Our designs now are basically an open habitat, with a shared environmental control system so everybody is in the same ambient air. We do that primarily for mass savings. Individual pods would be heavier, so we lose some of the benefit of the stasis when we do that. But it does give you more precise control at the individual level: You can control everyone’s ambient temperature. And if there were a pathogen or a sickness or something, having each person isolated like that would be beneficial. But for only six months, for the Mars focus, we were happier taking the mass savings of the shared environment. [The astronauts] wear masks, but they’re all in the same habitat.
To invoke another scenario we often see in the movies, what if there is some sort of emergency that necessitates waking the crew ahead of schedule?
You have to have contingency plans for a malfunction or if a micrometeorite or debris hits the ship, for example. How quickly can we warm people up? The warming process is slower than the cooling induction process. We’re looking for ways to accelerate that. Or if everyone wakes up, they’re all in a pretty small habitat. It’s only six months, but they’d be in for a rough ride. That’s a scenario we have to consider.
How much do you anticipate cooling the crew to induce torpor?
We drop them down by about 10 degrees Fahrenheit. The heart can only go to 28 degrees Celsius [about 82 degrees F]. Any lower and it can’t trigger the electrical impulses and pump blood. There have been cases where people go below that, down to 14 degrees C when they’re trapped in cold water. But as you approach that 28 degree mark, the heart starts to become a little erratic. We hold at about 32 degrees C [roughly 89 degrees F], which gives you some margin and that gets you about a 70 percent reduction in metabolism.
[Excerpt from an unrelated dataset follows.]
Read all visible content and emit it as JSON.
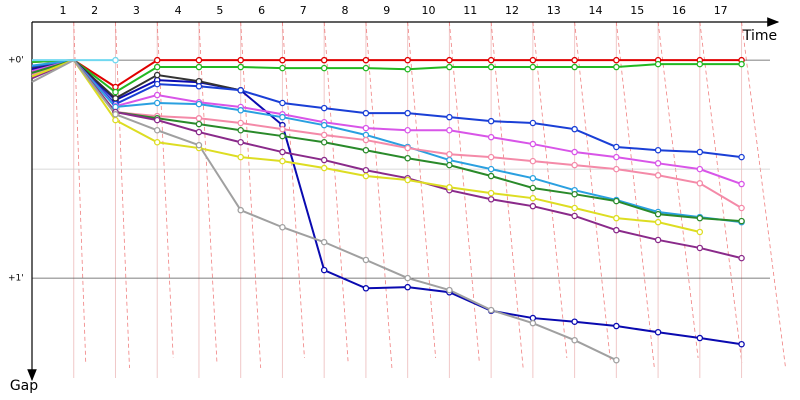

Which is pretty good for a relatively small drop. A lot of times people think you have to be freezing cold to do this. But your core temperature doesn’t vary that much. Even in between when you’re active and when you’re resting at night, it changes very little. Your body has a spot it wants to be in.
What sort of tests have produced these results? Are you talking about humans who have been cooled for surgery or something else?
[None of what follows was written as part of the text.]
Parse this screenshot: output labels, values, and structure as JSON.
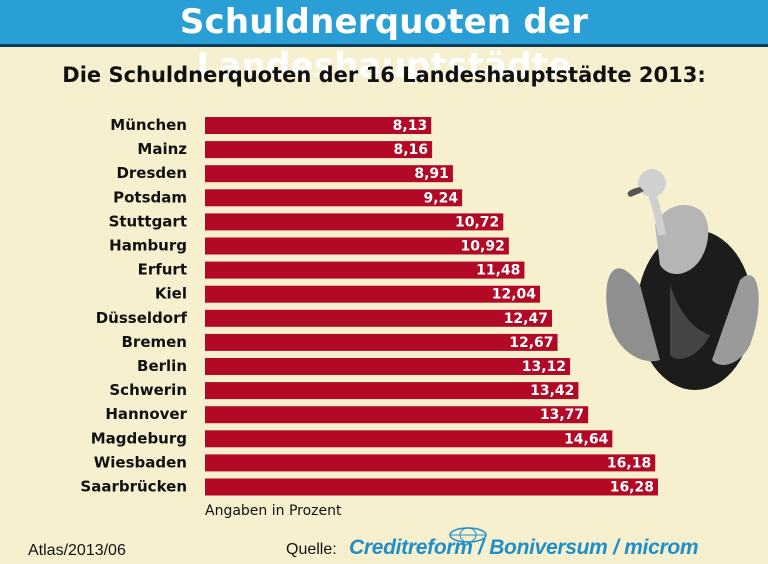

It’s based on the application of therapeutic hypothermia—or targeted temperature management, as they’re starting to call it now—during surgeries. Those are the data points: Reductions they see in the heart rate and oxygen demand.
The actual metabolic reduction varies from person to person. But 70 percent is generally what they see. And reducing the body’s demand for oxygen is why [surgeons] do it. Cooling starts that process. With traumatic injuries, your cells are probably being starved of oxygen anyway, so if you can lower the core temperature then the cells need less. You’re trying to match what they’re able to get to the injuries. It prevents early cell death, long-term brain damage, things like that. Cooling the body buys you more time.
Well, just to return to the movie, are you a science fiction fan? Do you like these kinds of movies?
Oh, yeah. Generally the whole office will go and see some of the bigger films, just for general inspiration. As an advanced concepts organization, we’re always looking 10 or 20 years into the future and asking how we can improve what we have now. Science fiction is a big motivator for all that.